After meeting with Senator Sedillo Lopez about SB 459, her fracking moratorium bill I attended a House Commerce and Economic Development hearing to testify on behalf of a HB 150 Installment & Small Loan Changes bill, one of our MUST PASS bills. Before the hearing on the bill began, we heard a stunning presentation from the NM Oil & Gas Association. Ryan Flynn, the former Secretary of Energy, Environment and Natural Resources under Gov. Martinez is now the Executive Director of the NM Gas & Oil Association He went on and on about the virtues of the gas and oil industry, claiming that based on all available data NM would only increase its extraction efforts for the next ten years, increasing its revenues, and employing more people. He extolled the NM’s gas and oil industry as the cleanest in the nation and noted how fracking only consumed 1% of NM’s water supply. He was appalled that anyone would even dare to introduce legislation proposing a moratorium on fracking in NM, apparently unaware of this thing called climate change.

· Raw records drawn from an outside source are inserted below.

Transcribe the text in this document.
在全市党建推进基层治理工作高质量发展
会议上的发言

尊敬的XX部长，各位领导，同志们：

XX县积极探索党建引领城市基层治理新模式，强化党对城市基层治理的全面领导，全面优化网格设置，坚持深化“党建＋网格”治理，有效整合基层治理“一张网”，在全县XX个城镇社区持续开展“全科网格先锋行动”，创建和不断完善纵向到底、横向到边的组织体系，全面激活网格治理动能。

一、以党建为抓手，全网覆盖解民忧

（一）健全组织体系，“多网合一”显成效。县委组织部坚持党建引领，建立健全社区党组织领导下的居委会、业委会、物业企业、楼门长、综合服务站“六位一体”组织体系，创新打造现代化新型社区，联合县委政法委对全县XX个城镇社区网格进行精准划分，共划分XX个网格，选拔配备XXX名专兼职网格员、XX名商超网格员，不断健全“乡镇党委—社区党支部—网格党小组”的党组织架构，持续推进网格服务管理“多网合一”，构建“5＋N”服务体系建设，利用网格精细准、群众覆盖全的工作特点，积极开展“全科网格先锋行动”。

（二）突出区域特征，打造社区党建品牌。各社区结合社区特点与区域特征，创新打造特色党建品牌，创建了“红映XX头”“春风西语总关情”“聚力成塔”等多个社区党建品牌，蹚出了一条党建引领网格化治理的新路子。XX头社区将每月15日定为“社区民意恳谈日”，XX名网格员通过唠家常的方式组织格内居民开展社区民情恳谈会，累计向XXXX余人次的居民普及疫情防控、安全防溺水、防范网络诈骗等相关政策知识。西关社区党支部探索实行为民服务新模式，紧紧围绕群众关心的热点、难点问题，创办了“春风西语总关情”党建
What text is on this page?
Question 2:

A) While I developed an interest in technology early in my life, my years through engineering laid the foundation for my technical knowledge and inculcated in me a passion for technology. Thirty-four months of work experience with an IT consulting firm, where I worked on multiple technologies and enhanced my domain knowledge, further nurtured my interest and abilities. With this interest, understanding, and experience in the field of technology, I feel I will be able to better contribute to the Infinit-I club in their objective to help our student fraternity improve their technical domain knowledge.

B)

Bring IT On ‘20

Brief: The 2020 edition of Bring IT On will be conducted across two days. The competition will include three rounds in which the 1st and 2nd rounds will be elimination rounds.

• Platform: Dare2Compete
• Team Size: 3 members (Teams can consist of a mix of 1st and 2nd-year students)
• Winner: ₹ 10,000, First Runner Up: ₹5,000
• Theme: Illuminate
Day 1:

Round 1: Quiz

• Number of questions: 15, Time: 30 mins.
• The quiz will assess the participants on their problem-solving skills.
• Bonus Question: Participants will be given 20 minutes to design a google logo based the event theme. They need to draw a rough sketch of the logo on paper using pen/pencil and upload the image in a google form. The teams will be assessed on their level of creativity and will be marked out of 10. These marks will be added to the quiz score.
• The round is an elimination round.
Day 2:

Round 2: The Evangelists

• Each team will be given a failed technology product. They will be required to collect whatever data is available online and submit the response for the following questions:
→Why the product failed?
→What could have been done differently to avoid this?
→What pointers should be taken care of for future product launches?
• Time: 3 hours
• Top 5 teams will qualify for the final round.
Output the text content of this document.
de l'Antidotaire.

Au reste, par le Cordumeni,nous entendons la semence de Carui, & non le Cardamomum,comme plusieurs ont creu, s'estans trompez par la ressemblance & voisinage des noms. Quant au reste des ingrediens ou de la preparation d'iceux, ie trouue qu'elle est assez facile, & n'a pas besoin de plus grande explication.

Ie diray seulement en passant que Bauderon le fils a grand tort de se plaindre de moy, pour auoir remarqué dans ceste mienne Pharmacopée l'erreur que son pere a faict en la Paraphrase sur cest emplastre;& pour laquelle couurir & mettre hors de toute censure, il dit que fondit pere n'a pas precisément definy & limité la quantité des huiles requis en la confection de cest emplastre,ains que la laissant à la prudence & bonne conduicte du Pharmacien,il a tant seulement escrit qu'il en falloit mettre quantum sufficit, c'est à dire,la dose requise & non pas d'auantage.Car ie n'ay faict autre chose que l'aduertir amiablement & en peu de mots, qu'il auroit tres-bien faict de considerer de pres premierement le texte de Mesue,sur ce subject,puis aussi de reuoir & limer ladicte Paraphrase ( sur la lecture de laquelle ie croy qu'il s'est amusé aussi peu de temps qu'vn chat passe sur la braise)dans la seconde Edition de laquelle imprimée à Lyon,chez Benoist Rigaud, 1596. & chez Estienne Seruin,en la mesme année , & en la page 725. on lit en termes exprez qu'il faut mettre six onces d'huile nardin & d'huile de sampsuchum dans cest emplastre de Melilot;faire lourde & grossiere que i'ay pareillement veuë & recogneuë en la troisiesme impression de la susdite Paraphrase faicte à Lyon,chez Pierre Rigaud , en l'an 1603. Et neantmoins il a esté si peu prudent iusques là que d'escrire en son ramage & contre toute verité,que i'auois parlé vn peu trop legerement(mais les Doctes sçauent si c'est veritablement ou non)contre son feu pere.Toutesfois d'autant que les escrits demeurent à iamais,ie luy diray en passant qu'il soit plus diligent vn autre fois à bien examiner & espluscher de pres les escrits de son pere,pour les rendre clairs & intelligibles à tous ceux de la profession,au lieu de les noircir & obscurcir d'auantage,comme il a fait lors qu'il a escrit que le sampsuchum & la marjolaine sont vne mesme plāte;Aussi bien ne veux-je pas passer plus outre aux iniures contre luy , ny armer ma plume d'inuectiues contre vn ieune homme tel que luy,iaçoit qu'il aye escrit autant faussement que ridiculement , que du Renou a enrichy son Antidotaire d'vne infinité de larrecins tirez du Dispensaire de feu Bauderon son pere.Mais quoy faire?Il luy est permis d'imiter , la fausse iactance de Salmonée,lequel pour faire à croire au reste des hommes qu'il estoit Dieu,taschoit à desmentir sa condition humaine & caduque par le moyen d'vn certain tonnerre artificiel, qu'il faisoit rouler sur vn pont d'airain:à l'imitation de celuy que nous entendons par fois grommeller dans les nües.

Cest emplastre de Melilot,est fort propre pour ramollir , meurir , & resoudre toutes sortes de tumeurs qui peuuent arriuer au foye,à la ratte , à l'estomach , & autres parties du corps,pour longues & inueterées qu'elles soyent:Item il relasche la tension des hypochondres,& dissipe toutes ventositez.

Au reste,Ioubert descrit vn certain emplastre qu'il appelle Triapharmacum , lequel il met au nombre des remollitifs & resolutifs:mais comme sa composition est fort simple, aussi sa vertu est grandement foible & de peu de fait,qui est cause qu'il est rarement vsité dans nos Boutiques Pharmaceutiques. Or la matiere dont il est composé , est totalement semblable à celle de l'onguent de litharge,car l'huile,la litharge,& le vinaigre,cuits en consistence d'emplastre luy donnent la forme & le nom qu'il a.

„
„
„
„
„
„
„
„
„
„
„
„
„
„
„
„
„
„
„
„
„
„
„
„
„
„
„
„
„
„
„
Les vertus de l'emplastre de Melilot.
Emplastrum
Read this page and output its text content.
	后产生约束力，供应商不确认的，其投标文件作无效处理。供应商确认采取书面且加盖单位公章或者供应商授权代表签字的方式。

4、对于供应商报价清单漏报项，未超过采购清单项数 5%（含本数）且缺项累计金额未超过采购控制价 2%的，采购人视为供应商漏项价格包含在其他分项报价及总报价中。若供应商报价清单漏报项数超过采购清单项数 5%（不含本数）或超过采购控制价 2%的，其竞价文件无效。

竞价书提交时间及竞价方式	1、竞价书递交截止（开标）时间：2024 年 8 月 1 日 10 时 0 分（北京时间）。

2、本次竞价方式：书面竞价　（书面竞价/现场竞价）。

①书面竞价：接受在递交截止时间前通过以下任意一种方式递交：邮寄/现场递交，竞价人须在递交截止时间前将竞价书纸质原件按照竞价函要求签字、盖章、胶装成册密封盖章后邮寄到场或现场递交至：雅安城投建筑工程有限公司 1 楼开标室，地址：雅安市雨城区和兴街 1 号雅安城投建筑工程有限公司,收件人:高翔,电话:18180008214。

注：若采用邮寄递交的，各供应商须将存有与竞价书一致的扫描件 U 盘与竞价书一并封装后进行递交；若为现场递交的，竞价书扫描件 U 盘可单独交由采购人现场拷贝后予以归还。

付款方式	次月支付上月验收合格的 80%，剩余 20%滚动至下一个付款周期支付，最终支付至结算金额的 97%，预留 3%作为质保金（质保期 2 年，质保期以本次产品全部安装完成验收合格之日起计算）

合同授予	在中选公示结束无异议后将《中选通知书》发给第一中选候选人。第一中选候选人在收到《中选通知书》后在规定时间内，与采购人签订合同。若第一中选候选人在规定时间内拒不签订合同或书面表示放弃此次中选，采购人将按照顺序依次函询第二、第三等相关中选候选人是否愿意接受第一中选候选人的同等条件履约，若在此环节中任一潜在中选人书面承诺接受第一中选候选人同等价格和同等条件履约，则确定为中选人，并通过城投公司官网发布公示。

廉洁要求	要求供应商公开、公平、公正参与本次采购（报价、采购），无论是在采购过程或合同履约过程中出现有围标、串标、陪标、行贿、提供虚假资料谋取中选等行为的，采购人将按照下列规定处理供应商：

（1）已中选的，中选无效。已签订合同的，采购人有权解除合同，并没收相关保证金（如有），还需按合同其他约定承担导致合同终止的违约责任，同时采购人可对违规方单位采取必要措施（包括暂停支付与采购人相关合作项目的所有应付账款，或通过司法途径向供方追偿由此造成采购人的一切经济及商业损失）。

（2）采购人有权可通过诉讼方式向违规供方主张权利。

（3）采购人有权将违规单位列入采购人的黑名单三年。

Since he didn’t introduce any of the negative consequences of fracking, I poked around and in about 30 seconds found a report from Environment New Mexico, with excerpts provided below. For a complete video of the NM Gas & Oil Association presentation, click here.
Impacts of Fracking
Toxic Chemicals and Health
Fracking uses vast quantities of chemicals known to harm human health. According to industry-reported data in the FracFocus database, oil and gas wells fracked across the U.S. between 2005 and 2015 used at least:
- 5 billion pounds of hydrochloric acid, a caustic acid;
- 1.2 billion pounds of petroleum distillates, which can irritate the throat, lungs and eyes; cause dizziness and nausea; and can include toxic and cancer-causing agents; and
- 445 million pounds of methanol, which is suspected of causing birth defects.
- The exact identities of many other chemicals are unknown because they are kept secret as proprietary information.
People living or working nearby can be exposed to these chemicals if they enter drinking water after a spill or if they become airborne.
- A recent analysis by researchers at the Yale School of Public Health identified 157 chemicals used in fracking that are toxic; the toxicity of 781 other fracking chemicals examined by the researchers is unknown.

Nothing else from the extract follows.